Monday, Mar. 16, 1959

By Accident

The county-sized Grand Duchy of Luxembourg (pop. 315,000; area, 1,000 sq. mi.) is the smallest member of NATO, of the European Common Market and of the United Nations. But in some matters, little Luxembourg looms big. It is the tenth largest steel-producing country in the world; its citizens are the most prosperous in Europe, and so fond of its own frothy beer and heavy dumplings that the Germans market corsets in Luxembourg that are outsized even by German standards. And, according to a U.N. report, Luxembourg's drivers have the highest automobile accident rate in the world.

In an attempt to remove the bad-driving stigma from Luxembourg's good name, the coalition government last year pushed through a seemingly routine law requiring all of the grand duchy's drivers to undergo a yearly checkup on their cars, at their own expense ($4). It did not sit well. Opposition Leader Eugene Schaus charged that one firm had tried to bribe the Ministry of Transport to get the contract. Spurning the bribe, the minister eliminated the firm from the list of candidates. Aha, said Schaus, but had he reported the bribe attempt within six days, as required by law?
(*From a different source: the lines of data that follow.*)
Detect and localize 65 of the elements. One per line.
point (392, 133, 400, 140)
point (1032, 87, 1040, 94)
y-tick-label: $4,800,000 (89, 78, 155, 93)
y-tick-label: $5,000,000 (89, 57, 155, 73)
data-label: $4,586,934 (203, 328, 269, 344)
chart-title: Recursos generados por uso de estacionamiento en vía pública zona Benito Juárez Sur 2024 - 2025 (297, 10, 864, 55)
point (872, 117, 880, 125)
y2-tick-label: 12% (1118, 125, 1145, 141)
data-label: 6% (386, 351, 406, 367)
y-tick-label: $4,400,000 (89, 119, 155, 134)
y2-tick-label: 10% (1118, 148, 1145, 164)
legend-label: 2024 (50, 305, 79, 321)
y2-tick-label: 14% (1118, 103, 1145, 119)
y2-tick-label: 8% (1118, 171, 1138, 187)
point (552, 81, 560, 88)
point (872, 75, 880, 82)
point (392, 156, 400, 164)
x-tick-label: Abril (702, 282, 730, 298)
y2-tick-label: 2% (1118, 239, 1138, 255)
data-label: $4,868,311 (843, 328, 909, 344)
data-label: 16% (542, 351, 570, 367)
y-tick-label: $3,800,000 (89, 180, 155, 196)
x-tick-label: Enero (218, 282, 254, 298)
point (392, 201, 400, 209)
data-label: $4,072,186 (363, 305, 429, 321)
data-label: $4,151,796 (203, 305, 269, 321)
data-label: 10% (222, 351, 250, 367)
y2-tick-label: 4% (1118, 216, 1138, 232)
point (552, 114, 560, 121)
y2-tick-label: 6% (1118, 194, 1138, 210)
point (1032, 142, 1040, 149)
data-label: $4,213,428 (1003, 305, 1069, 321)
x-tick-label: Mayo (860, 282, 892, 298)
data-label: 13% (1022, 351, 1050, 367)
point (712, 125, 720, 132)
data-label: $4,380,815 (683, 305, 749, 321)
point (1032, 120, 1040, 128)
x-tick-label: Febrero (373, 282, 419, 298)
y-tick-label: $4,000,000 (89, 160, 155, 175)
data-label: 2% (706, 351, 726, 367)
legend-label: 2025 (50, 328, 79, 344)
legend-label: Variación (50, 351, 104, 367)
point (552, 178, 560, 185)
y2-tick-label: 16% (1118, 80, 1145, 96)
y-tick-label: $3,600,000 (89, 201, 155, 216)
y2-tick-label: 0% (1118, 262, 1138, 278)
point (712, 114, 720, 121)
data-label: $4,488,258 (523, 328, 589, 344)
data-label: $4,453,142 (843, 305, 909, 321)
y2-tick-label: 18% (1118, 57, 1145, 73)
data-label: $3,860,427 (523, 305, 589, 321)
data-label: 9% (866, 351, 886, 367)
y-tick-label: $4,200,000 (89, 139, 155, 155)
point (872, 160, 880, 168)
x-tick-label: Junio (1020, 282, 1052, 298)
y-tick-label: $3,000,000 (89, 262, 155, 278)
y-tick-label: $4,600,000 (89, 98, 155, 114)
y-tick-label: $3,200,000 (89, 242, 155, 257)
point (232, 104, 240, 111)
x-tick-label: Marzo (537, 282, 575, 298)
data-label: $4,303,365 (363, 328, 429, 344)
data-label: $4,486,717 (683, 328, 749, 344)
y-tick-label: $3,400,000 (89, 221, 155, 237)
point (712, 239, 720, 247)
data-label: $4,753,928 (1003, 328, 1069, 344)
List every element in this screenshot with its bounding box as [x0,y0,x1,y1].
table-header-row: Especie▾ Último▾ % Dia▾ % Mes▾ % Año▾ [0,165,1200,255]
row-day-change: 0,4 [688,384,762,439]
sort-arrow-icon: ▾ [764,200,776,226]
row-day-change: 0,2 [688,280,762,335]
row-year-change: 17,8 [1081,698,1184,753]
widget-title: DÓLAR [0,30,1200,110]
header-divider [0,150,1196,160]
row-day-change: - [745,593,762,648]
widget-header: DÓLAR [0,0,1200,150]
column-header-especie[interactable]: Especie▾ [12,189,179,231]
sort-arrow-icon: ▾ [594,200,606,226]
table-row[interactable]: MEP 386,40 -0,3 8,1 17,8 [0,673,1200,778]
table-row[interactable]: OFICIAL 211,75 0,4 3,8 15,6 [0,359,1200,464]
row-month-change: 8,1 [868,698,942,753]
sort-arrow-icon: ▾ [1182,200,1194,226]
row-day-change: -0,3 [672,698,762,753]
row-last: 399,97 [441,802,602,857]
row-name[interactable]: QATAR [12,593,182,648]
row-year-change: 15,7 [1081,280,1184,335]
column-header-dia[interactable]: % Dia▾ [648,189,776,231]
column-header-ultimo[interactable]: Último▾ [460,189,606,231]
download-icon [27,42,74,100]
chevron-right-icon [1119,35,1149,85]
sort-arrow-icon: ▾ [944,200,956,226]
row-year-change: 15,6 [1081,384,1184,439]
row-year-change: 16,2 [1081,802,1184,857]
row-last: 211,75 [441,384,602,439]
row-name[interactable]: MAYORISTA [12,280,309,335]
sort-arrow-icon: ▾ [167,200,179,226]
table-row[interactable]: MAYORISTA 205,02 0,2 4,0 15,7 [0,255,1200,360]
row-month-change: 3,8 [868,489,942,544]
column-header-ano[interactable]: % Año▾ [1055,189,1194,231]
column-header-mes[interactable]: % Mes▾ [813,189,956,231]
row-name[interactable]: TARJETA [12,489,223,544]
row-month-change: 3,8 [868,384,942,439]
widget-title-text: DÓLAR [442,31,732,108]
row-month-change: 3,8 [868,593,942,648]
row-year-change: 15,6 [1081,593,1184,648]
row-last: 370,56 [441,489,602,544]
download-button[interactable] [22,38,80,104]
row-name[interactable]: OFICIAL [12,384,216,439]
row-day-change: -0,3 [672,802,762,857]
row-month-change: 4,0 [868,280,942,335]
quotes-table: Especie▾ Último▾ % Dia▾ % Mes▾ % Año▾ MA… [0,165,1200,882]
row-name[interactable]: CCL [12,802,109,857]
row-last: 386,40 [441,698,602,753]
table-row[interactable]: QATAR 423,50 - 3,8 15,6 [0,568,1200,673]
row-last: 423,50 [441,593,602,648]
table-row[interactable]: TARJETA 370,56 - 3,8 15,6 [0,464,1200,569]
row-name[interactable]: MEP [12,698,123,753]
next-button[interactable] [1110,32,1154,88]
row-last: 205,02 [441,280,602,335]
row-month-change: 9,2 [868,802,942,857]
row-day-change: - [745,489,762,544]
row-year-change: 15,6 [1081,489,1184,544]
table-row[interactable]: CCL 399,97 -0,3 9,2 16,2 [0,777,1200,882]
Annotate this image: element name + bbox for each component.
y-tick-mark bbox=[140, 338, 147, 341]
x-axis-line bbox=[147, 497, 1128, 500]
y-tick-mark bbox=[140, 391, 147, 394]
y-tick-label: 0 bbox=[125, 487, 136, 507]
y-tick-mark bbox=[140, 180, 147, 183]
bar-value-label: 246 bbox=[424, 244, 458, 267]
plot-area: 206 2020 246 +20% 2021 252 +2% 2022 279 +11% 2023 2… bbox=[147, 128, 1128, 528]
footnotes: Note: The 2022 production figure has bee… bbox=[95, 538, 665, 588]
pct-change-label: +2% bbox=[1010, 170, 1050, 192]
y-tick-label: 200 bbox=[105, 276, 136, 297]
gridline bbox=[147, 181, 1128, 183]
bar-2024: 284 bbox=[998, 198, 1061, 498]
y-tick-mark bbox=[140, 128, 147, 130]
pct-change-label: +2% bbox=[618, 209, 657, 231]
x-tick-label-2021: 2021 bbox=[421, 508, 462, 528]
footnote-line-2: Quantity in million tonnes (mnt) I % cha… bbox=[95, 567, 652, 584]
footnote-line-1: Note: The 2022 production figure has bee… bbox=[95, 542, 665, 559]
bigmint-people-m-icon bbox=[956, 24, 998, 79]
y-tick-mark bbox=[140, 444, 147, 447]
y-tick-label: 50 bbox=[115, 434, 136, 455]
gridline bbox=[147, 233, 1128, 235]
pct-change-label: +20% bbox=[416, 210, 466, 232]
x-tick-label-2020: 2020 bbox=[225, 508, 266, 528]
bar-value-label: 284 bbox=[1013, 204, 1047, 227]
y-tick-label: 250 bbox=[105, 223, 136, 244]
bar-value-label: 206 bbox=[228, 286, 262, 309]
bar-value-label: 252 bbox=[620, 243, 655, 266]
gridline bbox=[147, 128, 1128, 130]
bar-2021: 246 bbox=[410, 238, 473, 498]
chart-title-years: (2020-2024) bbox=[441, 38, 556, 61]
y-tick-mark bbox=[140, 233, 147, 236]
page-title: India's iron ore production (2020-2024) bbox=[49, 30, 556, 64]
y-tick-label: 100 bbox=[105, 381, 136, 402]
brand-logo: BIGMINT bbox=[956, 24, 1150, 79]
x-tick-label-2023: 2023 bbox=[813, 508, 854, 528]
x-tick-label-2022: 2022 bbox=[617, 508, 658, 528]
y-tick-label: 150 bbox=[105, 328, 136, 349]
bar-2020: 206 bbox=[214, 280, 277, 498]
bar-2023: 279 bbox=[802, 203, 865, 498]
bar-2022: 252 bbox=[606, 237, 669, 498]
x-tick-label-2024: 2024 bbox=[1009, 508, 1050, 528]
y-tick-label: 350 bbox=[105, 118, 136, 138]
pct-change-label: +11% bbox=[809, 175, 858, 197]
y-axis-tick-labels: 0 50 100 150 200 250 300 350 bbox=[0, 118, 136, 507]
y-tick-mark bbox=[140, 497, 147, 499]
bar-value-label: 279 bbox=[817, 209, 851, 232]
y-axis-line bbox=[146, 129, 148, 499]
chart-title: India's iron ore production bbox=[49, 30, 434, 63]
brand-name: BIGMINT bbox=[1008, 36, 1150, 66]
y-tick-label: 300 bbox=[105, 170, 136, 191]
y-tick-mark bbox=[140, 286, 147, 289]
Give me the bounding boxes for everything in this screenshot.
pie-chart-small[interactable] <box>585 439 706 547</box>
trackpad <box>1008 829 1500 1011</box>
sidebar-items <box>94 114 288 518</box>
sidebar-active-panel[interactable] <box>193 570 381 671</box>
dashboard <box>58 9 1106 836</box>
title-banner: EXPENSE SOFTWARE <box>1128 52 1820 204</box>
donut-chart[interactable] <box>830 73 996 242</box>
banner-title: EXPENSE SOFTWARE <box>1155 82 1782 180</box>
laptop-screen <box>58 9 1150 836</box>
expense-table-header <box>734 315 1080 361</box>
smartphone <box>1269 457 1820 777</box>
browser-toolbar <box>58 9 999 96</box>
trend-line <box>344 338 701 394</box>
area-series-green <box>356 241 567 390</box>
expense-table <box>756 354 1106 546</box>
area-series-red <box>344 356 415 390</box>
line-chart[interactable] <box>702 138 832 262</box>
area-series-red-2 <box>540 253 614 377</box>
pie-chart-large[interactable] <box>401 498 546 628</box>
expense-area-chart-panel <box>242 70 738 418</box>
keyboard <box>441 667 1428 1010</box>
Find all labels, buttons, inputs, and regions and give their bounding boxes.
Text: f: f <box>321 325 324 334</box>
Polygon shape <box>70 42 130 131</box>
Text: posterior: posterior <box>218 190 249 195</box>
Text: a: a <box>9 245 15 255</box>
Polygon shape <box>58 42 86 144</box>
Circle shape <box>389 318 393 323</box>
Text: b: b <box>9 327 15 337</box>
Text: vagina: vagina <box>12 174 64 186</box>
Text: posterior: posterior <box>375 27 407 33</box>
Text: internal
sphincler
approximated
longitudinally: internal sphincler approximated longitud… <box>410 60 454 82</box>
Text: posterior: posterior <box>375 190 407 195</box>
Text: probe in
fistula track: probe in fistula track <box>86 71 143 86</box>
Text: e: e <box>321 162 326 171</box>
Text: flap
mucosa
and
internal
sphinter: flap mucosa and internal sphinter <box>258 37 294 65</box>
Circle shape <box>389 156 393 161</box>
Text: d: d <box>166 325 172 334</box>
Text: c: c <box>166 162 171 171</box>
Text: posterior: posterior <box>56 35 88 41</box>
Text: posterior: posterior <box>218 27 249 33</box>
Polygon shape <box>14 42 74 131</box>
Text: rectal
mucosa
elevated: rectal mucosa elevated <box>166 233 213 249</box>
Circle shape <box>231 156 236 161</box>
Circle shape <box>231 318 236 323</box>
In the resultant fuss, the government toppled and a general election was called.

Schaus's party won, and last week, when the new government was formed, the furor over the accidents produced a major casualty. Portly, white-haired Joseph Bech, 72--a Christian Socialist who has been Foreign Minister for the past 33 years and a familiar florid figure at nearly every international conference since League of Nations days, in the company of the famed from Lloyd George to Macmillan--lost his job. The new Foreign Minister: Eugene Schaus.